The most common failing of a company trying to innovate is not replacing its CEO and top managers. Innovation must be led by people who understand it and embrace it. They must reward risk and failure. Design thinking is based on iteration—trying out ideas very quickly. Fear of failure stifles ideation and creation. So does perfection. Attempts to “get it perfect” slow innovation down.
What does the innovation boom mean for design?
Design is quickly moving to the centre of corporate culture. That’s across all markets. In advertising, innovation is the new black. Small business lags behind. But 2006 has been a tipping point for design. Firms are hiring hoards of designers and bringing design in-house as a core competence.
Does size or sector influence a company’s ability to innovate?

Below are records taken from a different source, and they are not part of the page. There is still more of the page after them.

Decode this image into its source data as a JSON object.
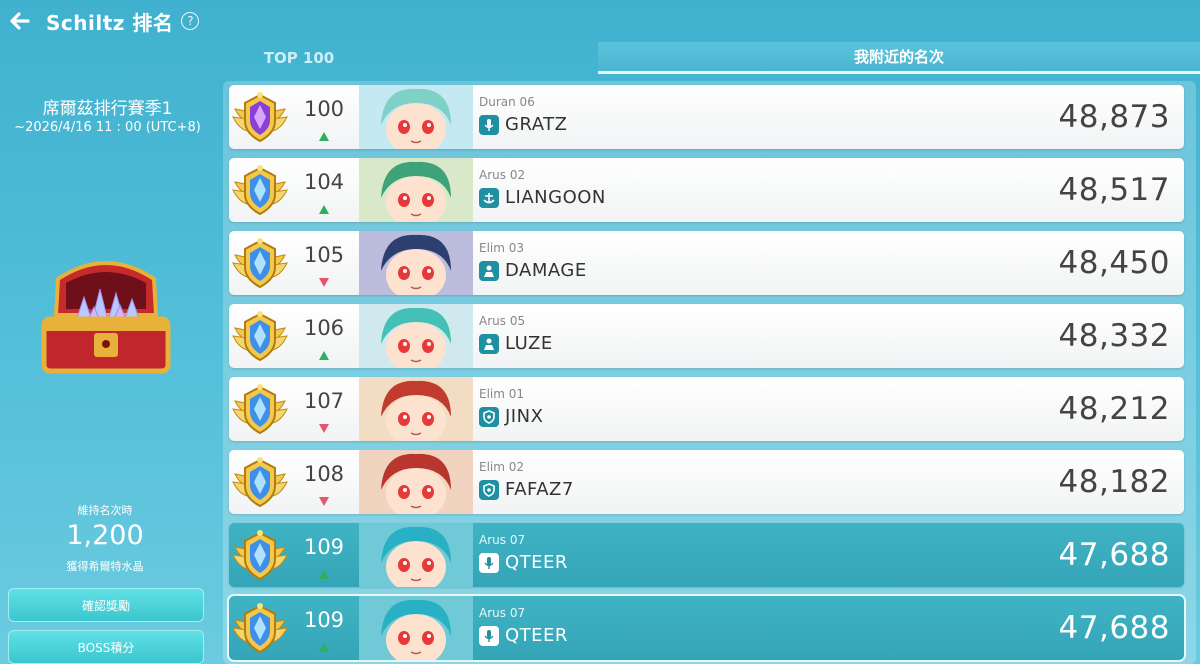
{
  "header": {
    "title": "Schiltz 排名",
    "help": "?"
  },
  "tabs": [
    {
      "label": "TOP 100"
    },
    {
      "label": "我附近的名次"
    }
  ],
  "sidebar": {
    "season_name": "席爾茲排行賽季1",
    "season_date": "~2026/4/16 11 : 00 (UTC+8)",
    "keep_label": "維持名次時",
    "reward_amount": "1,200",
    "reward_label": "獲得希爾特水晶",
    "confirm_button": "確認獎勵",
    "boss_button": "BOSS積分"
  },
  "colors": {
    "up": "#2fae5c",
    "down": "#e8556b",
    "accent": "#3fb3c4"
  },
  "rows": [
    {
      "rank": "100",
      "trend": "up",
      "server": "Duran 06",
      "name": "GRATZ",
      "score": "48,873",
      "badge": "purple-wing-badge",
      "class_icon": "microphone-icon"
    },
    {
      "rank": "104",
      "trend": "up",
      "server": "Arus 02",
      "name": "LIANGOON",
      "score": "48,517",
      "badge": "blue-wing-badge",
      "class_icon": "anchor-icon"
    },
    {
      "rank": "105",
      "trend": "down",
      "server": "Elim 03",
      "name": "DAMAGE",
      "score": "48,450",
      "badge": "blue-wing-badge",
      "class_icon": "summoner-icon"
    },
    {
      "rank": "106",
      "trend": "up",
      "server": "Arus 05",
      "name": "LUZE",
      "score": "48,332",
      "badge": "blue-wing-badge",
      "class_icon": "summoner-icon"
    },
    {
      "rank": "107",
      "trend": "down",
      "server": "Elim 01",
      "name": "JINX",
      "score": "48,212",
      "badge": "blue-wing-badge",
      "class_icon": "shield-icon"
    },
    {
      "rank": "108",
      "trend": "down",
      "server": "Elim 02",
      "name": "FAFAZ7",
      "score": "48,182",
      "badge": "blue-wing-badge",
      "class_icon": "shield-icon"
    },
    {
      "rank": "109",
      "trend": "up",
      "server": "Arus 07",
      "name": "QTEER",
      "score": "47,688",
      "badge": "blue-wing-badge",
      "class_icon": "microphone-icon",
      "highlight": true
    },
    {
      "rank": "109",
      "trend": "up",
      "server": "Arus 07",
      "name": "QTEER",
      "score": "47,688",
      "badge": "blue-wing-badge",
      "class_icon": "microphone-icon",
      "self": true
    }
  ]
}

No. The size and market sector of a company matters much less than the age of its leaders and managers. Google is a huge company but is truly innovative.
Bruce Nussbaum believes: “2006 has been the tipping point for design. Firms regard design as a core competence”
Why innovations don’t take off
Every organisation thinks of itself as innovative. But the acid test comes when an employee suggests a new idea, no matter how large or small. Even if management try to encourage innovation, the language a manager uses when discussing an initiative may give off the wrong signals. If you hear many of these phrases around your workplace, maybe you’re not as thrusting and dynamic as you’d like to think.
- “Sounds interesting, but I’ll need a cost/benefit matrix before I can take it any further”
- “If our customers wanted something like that, they’d have told us by now”
- “That’s an interesting idea”
- “We tried something like that last year and it didn’t work”
- “I’d like to give this idea the consideration it deserves… but I’m just too busy. Remind me when I get back”
- “That market’s too big/small for us”
- “If this is such a good idea, how come nobody has thought of it before?”
- “You know, if this doesn’t work, it’ll be my neck on the line not yours”
- “For what it’s worth I’m with you, but the decision is out of my hands – it’s all down to the chief innovation officer”
- “If only you’d come to me last week; we’ve just finalised our budgets for next year”
- “Let’s park that idea until our next brainstorm – in six weeks time”
- “Our rivals know that market better than us. Why haven’t they done it already?”
Myths about innovation
Innovation guru Larry Keeley identifies six myths that stop firms being more creative
- Innovation is about creating a hot new product…
New products are soon copied and rarely enjoy sustained profits.
- Innovation comes from being creative…
It is far likelier to come from being disciplined.
- Innovation is expensive…
Failure to innovate costs more.
- Create hundreds of ideas because of high failure rates…
Fewer, bolder ideas based on your company capabilities and unmet customer needs you discover will work best.
- Financial analytics are key…
Guessing cash flow in year four for something unprecedented wastes months and is usually wrong. So why not build prototypes instead?
- Internal competency is the key driver of innovation…
Capabilities are important but the met and unmet needs of customers and non-customers are the real drivers.